Vigue’s beliefs are those of an executive who rose from humble roots to head one of Maine’s top construction firms.

“I came from a family that was not economically privileged,” he said. “If you want to advance, you learn to pull yourself up by your bootstraps.”

Vigue was born in Caribou. His father, a civil servant from Waterville, worked at Loring Air Force Base in Limestone after World War II and helped build the Maine Turnpike.

Vigue started working in construction when he was about 13 years old, clearing out culverts on Interstate 95. He also delivered newspapers.

He attended Maine Maritime Academy, graduated with a degree in marine engineering in 1969 and worked as an assistant engineer on a ship that delivered jet fuel to the U.S. military during the Vietnam War.

In 1970, Vigue took an entry-level position at Cianbro, where he advanced to management positions. He was named president of the firm, which now has revenue of more than $500 million, in 1991.

In addition to running the company, Vigue has been a vocal supporter of projects he thinks can transform the state’s economy and improve the lives of Mainers.

In 2008, he began working on a plan to upgrade Maine’s energy infrastructure, health care system and transportation, and to improve Maine’s business climate. Vigue presented the plan to then-Gov. John Baldacci.

He has pushed for a new toll highway connecting Maine to Canada, weatherizing all Maine homes and the construction of a power transmission line running along the Maine Turnpike. He said revenue from leasing the land could be invested in business.

John O’Dea, CEO of Associated General Contractors of Maine, said Vigue “thinks big and is not looking for incremental solutions.”

“Pete Vigue is a force of nature.
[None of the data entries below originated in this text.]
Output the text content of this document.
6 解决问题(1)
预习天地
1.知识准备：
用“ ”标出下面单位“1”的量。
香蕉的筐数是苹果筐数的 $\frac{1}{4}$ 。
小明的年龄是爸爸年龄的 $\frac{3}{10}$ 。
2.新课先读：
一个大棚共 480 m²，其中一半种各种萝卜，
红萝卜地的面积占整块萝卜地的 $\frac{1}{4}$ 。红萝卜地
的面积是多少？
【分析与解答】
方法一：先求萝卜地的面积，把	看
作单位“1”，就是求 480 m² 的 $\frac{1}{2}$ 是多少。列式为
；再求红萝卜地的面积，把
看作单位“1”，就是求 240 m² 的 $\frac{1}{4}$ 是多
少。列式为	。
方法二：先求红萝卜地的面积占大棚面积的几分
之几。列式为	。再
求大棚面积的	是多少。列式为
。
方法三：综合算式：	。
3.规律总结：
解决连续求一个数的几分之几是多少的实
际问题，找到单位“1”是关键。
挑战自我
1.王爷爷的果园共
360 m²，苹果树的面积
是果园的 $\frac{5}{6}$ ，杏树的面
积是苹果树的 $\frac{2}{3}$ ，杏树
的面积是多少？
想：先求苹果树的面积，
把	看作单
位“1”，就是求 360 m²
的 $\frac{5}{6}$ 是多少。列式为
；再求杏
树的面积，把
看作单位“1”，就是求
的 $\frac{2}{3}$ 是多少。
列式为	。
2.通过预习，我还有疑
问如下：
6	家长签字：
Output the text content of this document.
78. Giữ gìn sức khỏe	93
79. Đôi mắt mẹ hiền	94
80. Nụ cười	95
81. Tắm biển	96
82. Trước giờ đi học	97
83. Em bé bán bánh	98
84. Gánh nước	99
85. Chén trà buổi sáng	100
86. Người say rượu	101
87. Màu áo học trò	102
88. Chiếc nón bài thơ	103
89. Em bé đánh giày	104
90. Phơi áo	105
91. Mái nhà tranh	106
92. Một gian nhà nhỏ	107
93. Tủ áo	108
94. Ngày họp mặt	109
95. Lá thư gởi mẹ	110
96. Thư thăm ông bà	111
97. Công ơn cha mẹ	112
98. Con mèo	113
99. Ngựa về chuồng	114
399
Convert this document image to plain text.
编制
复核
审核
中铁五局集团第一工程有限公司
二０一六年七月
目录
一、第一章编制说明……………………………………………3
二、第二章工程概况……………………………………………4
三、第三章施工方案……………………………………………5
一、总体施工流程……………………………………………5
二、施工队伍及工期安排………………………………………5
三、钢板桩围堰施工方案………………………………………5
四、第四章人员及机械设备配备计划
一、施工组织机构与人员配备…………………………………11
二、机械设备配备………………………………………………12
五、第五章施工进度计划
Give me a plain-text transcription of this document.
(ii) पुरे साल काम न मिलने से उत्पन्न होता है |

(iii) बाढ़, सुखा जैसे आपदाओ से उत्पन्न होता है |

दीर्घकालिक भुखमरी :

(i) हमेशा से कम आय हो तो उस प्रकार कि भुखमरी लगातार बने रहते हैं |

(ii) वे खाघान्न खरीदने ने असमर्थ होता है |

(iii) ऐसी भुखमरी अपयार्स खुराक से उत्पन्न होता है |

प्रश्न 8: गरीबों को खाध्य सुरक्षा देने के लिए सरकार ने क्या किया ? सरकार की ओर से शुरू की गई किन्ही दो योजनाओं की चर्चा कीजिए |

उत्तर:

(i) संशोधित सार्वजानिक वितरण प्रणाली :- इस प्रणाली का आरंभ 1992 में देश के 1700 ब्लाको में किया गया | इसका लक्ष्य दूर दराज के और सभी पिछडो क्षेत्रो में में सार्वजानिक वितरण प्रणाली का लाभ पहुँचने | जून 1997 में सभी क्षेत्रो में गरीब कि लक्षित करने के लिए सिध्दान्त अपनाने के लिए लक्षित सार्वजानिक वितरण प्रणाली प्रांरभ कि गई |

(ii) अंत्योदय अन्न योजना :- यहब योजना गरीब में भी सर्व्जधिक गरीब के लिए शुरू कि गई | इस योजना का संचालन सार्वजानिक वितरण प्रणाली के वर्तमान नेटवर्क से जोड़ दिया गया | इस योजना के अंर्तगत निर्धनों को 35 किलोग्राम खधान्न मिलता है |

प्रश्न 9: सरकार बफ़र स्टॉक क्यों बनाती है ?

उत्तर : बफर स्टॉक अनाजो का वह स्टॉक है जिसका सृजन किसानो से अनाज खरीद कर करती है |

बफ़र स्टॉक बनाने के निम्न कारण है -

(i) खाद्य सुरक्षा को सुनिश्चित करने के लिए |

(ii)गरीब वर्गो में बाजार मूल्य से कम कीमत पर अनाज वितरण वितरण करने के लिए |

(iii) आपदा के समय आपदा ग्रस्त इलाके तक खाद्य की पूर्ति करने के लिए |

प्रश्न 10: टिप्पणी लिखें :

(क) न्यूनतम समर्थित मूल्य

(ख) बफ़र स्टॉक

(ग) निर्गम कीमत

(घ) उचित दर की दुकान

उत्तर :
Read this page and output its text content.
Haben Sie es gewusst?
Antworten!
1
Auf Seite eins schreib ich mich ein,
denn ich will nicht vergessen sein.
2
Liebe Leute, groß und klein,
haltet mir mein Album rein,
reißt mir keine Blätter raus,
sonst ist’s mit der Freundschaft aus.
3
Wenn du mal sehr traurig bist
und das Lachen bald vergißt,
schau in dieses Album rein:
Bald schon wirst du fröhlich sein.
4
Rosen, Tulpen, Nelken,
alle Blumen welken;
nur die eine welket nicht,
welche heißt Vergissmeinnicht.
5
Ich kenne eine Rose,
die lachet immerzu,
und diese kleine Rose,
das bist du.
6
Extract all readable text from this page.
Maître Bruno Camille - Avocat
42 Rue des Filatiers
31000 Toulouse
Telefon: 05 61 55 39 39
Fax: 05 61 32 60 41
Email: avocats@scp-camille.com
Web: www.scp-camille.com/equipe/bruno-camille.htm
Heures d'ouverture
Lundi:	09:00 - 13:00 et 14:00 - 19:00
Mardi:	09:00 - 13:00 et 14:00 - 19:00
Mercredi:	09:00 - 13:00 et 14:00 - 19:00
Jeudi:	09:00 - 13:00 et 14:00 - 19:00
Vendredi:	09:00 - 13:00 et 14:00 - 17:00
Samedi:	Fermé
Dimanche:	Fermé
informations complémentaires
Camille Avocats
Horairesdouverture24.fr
He is an uncommon leader and can practically will things to happen,” said O’Dea. “He’s impatient — mercifully impatient — but he gets it done.”

O’Dea said the business community encouraged Vigue to run for governor, but he declined.

Vigue said earlier this week that he has no ambition to be a politician, and no plans to retire.

“I can have a lot more influence on getting things done the way I am now,” he said.

Vigue has two children, 38-year-old Michelle and 40-year-old Andi, who works at Cianbro.

He said he spends much of his free time working with kids he hires to help with projects, like building rock walls and planting gardens on his land.

“I got a chance growing up,” he said. “My job is to be a coach and give them an opportunity.”